Now it was another day in Gianna Aragno’s life. Seven o’clock in the evening, yet she’d eaten nothing since this morning—and then only some American sausages out of a can, the same sausages she’d bee
n eating and learning to hate ever since the Allies had come. She’d straightened her room and read a love story this morning, and this afternoon she’d gone to a movie with some of the money a soldier had given her yesterday. She was really hungry now, so starved that she didn’t think she could live another night without a full meal, and she was walking quickly up the hill to the park, feeling in her bones that she was foolish, that it was too late for the restaurants to be open, that she had better go back to her room and eat more out of the unfinished can, sleep, and tomorrow go out to the city and give herself to it for a warm meal and whatever additional generosity prompted the conqueror.
But really she didn’t want to go back to that room, really she couldn’t bear to. The cough which she’d developed a month ago hadn’t bothered her for several days now. Yet spiritually she was more lonely, more lost than ever. Such sadness weighed on her chest that she felt physically ill, and burning relentlessly in her was an inexplicable need to throw herself to the city’s men and forget her name, her birthplace, her hunger.
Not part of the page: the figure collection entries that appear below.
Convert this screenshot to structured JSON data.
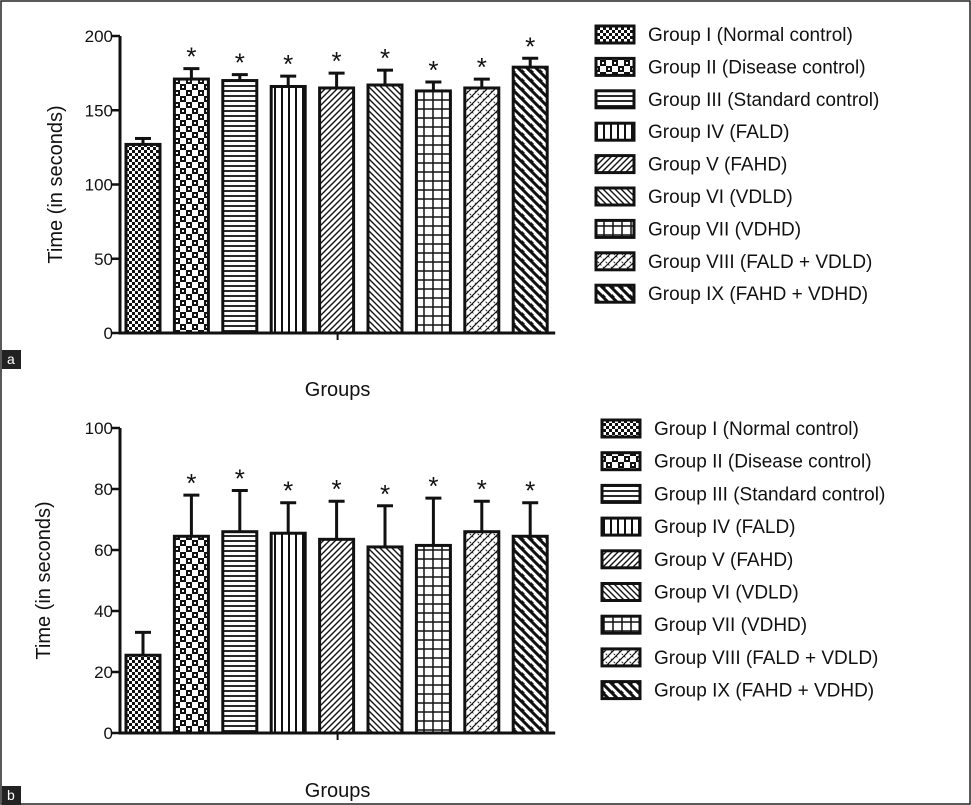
{
  "legend": [
    "Group I (Normal control)",
    "Group II (Disease control)",
    "Group III (Standard control)",
    "Group IV (FALD)",
    "Group V (FAHD)",
    "Group VI (VDLD)",
    "Group VII (VDHD)",
    "Group VIII (FALD + VDLD)",
    "Group IX (FAHD + VDHD)"
  ],
  "chart_data": [
    {
      "panel": "a",
      "type": "bar",
      "categories": [
        "Group I (Normal control)",
        "Group II (Disease control)",
        "Group III (Standard control)",
        "Group IV (FALD)",
        "Group V (FAHD)",
        "Group VI (VDLD)",
        "Group VII (VDHD)",
        "Group VIII (FALD + VDLD)",
        "Group IX (FAHD + VDHD)"
      ],
      "values": [
        127,
        171,
        170,
        166,
        165,
        167,
        163,
        165,
        179
      ],
      "errors": [
        4,
        7,
        4,
        7,
        10,
        10,
        6,
        6,
        6
      ],
      "significance": [
        "",
        "*",
        "*",
        "*",
        "*",
        "*",
        "*",
        "*",
        "*"
      ],
      "xlabel": "Groups",
      "ylabel": "Time (in seconds)",
      "ylim": [
        0,
        200
      ],
      "yticks": [
        0,
        50,
        100,
        150,
        200
      ],
      "legend_position": "right"
    },
    {
      "panel": "b",
      "type": "bar",
      "categories": [
        "Group I (Normal control)",
        "Group II (Disease control)",
        "Group III (Standard control)",
        "Group IV (FALD)",
        "Group V (FAHD)",
        "Group VI (VDLD)",
        "Group VII (VDHD)",
        "Group VIII (FALD + VDLD)",
        "Group IX (FAHD + VDHD)"
      ],
      "values": [
        25.5,
        64.5,
        66,
        65.5,
        63.5,
        61,
        61.5,
        66,
        64.5
      ],
      "errors": [
        7.5,
        13.5,
        13.5,
        10,
        12.5,
        13.5,
        15.5,
        10,
        11
      ],
      "significance": [
        "",
        "*",
        "*",
        "*",
        "*",
        "*",
        "*",
        "*",
        "*"
      ],
      "xlabel": "Groups",
      "ylabel": "Time (in seconds)",
      "ylim": [
        0,
        100
      ],
      "yticks": [
        0,
        20,
        40,
        60,
        80,
        100
      ],
      "legend_position": "right"
    }
  ]
}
Yet there were no takers. True, one or two soldiers spoke to her, but they held back when she smiled only slightly and went straight on. She couldn’t bring herself to encourage them more, though all around her other, flashier girls, who gave back snappy answers when approached, were finding their men for the evening, their soft laughter helping to fill the hollow bowl of the city which at this hour seemed to have become completely feminine, the smell and sound of women everywhere.
She went past the line of carriages waiting to take soldiers and their pick-ups down the avenue to hotels and apartments, and through the arch of the old Roman Wall. The park was bustling with activity. She heard a jazzband playing in the enlisted men’s club, drowning out the orchestra in the Italian open-air theater behind it. GIs were milling everywhere—talking in groups, eyeing girls, walking with their pick-ups toward more secluded parts of the park—and the vendors of postcards and trinkets lining the street up to the club were finding it difficult to catch their attention.